This story is dedicated to all of you who's having a rough time. Hang in there, it'll get better.
"That's right Katie. One step at a time. Just put one foot in front of the other"
He sees her grunt and wobble. He senses her panic when her shoulders stiffen and her eyes widen slightly. It's all in her body language with Katie. She'll never come out and say what she's feeling but her shift in posture will help indicate her discomfort, her sighs-pain and her eyes-panic. She's closed off, her emotions kept at bay when she's lucid but when she allows herself to be soothed by painkillers, her defences dissolve along with the pain.

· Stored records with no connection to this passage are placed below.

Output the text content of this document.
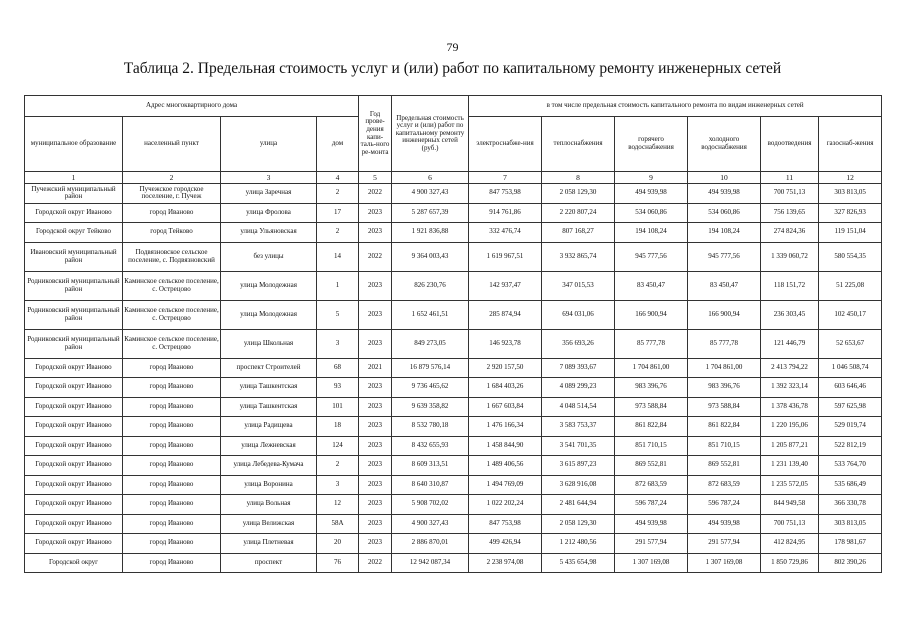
79
Таблица 2. Предельная стоимость услуг и (или) работ по капитальному ремонту инженерных сетей
Адрес многоквартирного дома				Год прове-дения капи-таль-ного ре-монта	Предельная стоимость услуг и (или) работ по капитальному ремонту инженерных сетей (руб.)	в том числе предельная стоимость капитального ремонта по видам инженерных сетей					
муниципальное образование	населенный пункт	улица	дом			электроснабже-ния	теплоснабжения	горячего водоснабжения	холодного водоснабжения	водоотведения	газоснаб-жения
1	2	3	4	5	6	7	8	9	10	11	12
Пучежский муниципальный район	Пучежское городское поселение, г. Пучеж	улица Заречная	2	2022	4 900 327,43	847 753,98	2 058 129,30	494 939,98	494 939,98	700 751,13	303 813,05
Городской округ Иваново	город Иваново	улица Фролова	17	2023	5 287 657,39	914 761,86	2 220 807,24	534 060,86	534 060,86	756 139,65	327 826,93
Городской округ Тейково	город Тейково	улица Ульяновская	2	2023	1 921 836,88	332 476,74	807 168,27	194 108,24	194 108,24	274 824,36	119 151,04
Ивановский муниципальный район	Подвязновское сельское поселение, с. Подвязновский	без улицы	14	2022	9 364 003,43	1 619 967,51	3 932 865,74	945 777,56	945 777,56	1 339 060,72	580 554,35
Родниковский муниципальный район	Каминское сельское поселение, с. Острецово	улица Молодежная	1	2023	826 230,76	142 937,47	347 015,53	83 450,47	83 450,47	118 151,72	51 225,08
Родниковский муниципальный район	Каминское сельское поселение, с. Острецово	улица Молодежная	5	2023	1 652 461,51	285 874,94	694 031,06	166 900,94	166 900,94	236 303,45	102 450,17
Родниковский муниципальный район	Каминское сельское поселение, с. Острецово	улица Школьная	3	2023	849 273,05	146 923,78	356 693,26	85 777,78	85 777,78	121 446,79	52 653,67
Городской округ Иваново	город Иваново	проспект Строителей	68	2021	16 879 576,14	2 920 157,50	7 089 393,67	1 704 861,00	1 704 861,00	2 413 794,22	1 046 508,74
Городской округ Иваново	город Иваново	улица Ташкентская	93	2023	9 736 465,62	1 684 403,26	4 089 299,23	983 396,76	983 396,76	1 392 323,14	603 646,46
Городской округ Иваново	город Иваново	улица Ташкентская	101	2023	9 639 358,82	1 667 603,84	4 048 514,54	973 588,84	973 588,84	1 378 436,78	597 625,98
Городской округ Иваново	город Иваново	улица Радищева	18	2023	8 532 780,18	1 476 166,34	3 583 753,37	861 822,84	861 822,84	1 220 195,06	529 019,74
Городской округ Иваново	город Иваново	улица Лежневская	124	2023	8 432 655,93	1 458 844,90	3 541 701,35	851 710,15	851 710,15	1 205 877,21	522 812,19
Городской округ Иваново	город Иваново	улица Лебедева-Кумача	2	2023	8 609 313,51	1 489 406,56	3 615 897,23	869 552,81	869 552,81	1 231 139,40	533 764,70
Городской округ Иваново	город Иваново	улица Воронина	3	2023	8 640 310,87	1 494 769,09	3 628 916,08	872 683,59	872 683,59	1 235 572,05	535 686,49
Городской округ Иваново	город Иваново	улица Вольная	12	2023	5 908 702,02	1 022 202,24	2 481 644,94	596 787,24	596 787,24	844 949,58	366 330,78
Городской округ Иваново	город Иваново	улица Велижская	58А	2023	4 900 327,43	847 753,98	2 058 129,30	494 939,98	494 939,98	700 751,13	303 813,05
Городской округ Иваново	город Иваново	улица Плетневая	20	2023	2 886 870,01	499 426,94	1 212 480,56	291 577,94	291 577,94	412 824,95	178 981,67
Городской округ	город Иваново	проспект	76	2022	12 942 087,34	2 238 974,08	5 435 654,98	1 307 169,08	1 307 169,08	1 850 729,86	802 390,26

"I'm right here Katie. I'll catch you if you fall. Just walk to me. Come on, you can do it" he watches as she bites her already battered and bloodied lip, fighting through the pain before she takes a cautious step, eyebrows furrowed in concentration.
Jim thought back to the last time he uttered those words to a similar effect.
An image of a diaper clad baby Katie came to mind and just like the last time, Katie was walking towards him. Only, this time was different. Johanna wasn't opposite him wearing a smile that he swore was going to split her face, he wasn't grinning and Katie now had a bandage on her chest covering the scar that would forever mark that dreadful afternoon. As if they needed any reminders.
His baby girl was shot and in those moments after, he never believed in a higher power more that he did then. In AA they teach you about acknowledging it but to Jim it was all null and void, because if a higher power really did exist then Jo wouldn't have been taken away from him which would save him so much heartache in the long run. He wouldn't need to believe in this superior being nonsense because he wouldn't even be in an AA meeting.
No, he'd probably be stealing bacon while Johana was busy tending to something else or he'd be watching with his wife as his baby girl graduates as a lawyer. Maybe this is why it all happened though, he thinks. If his little girl was not lying on the operating table fighting for her life then Jim Beckett could have gone his whole life without acknowledging the need for a belive of a higher power. But she was, and he did, and now Katie is alive and breathing. She's far from okay but she's alive and he'll take that.
He knows she dreams about the incident. He can't bear to say shooting, neither of them can. Saying it out loud makes it all the more real. It puts it out there and while the bullet already broke skin and shattered bone, he's not sure that it's been acknowledged. His daughter stared mortality in the face and he does not want to dwell or he's sure he'll drive himself mad with the what-ifs and could-have-beens.
In the still of the night he hears her anguished screams for Castle and unintelligent wailing. His heart breaks a little more everytime she calls out for her mother. He knows her subconscious is altering that afternoon and giving her a play by play vividly in the worst way. He rushes to her the moment his ears detect the beginning of her screams and he tries to get her to talk about them but she never does. His little girl never wants to talk about the weight she carries on her shoulders and he thinks it's partly because she believes that he can't handle it.
Frankly he's not sure that he can.
He's not even sure that he's properly processed that she's shot but still breathing but he's willing to do anything to make his baby girl hurt less. So he holds her. He holds her as she weeps against his chest and he holds her tight reassuring her that she's safe. That's she's okay. Maybe the more he says it, then they'll both start to believe it. He assures himself that she's alright when she's fast asleep and he just watches her, the rise and fall of her chest easing his worries. His daughter is alive and breathing. She was shot but she's alive now.
He used to tease Jo when he would find her asleep by Katie's cot because she was afraid that their baby girl would stop breathing in the dark of the night. He would tease her but now he understands the pure terror his wife felt and he wishes for the ignorance he once used to posses. He does not get it because he used up his wish that day in the cemetery.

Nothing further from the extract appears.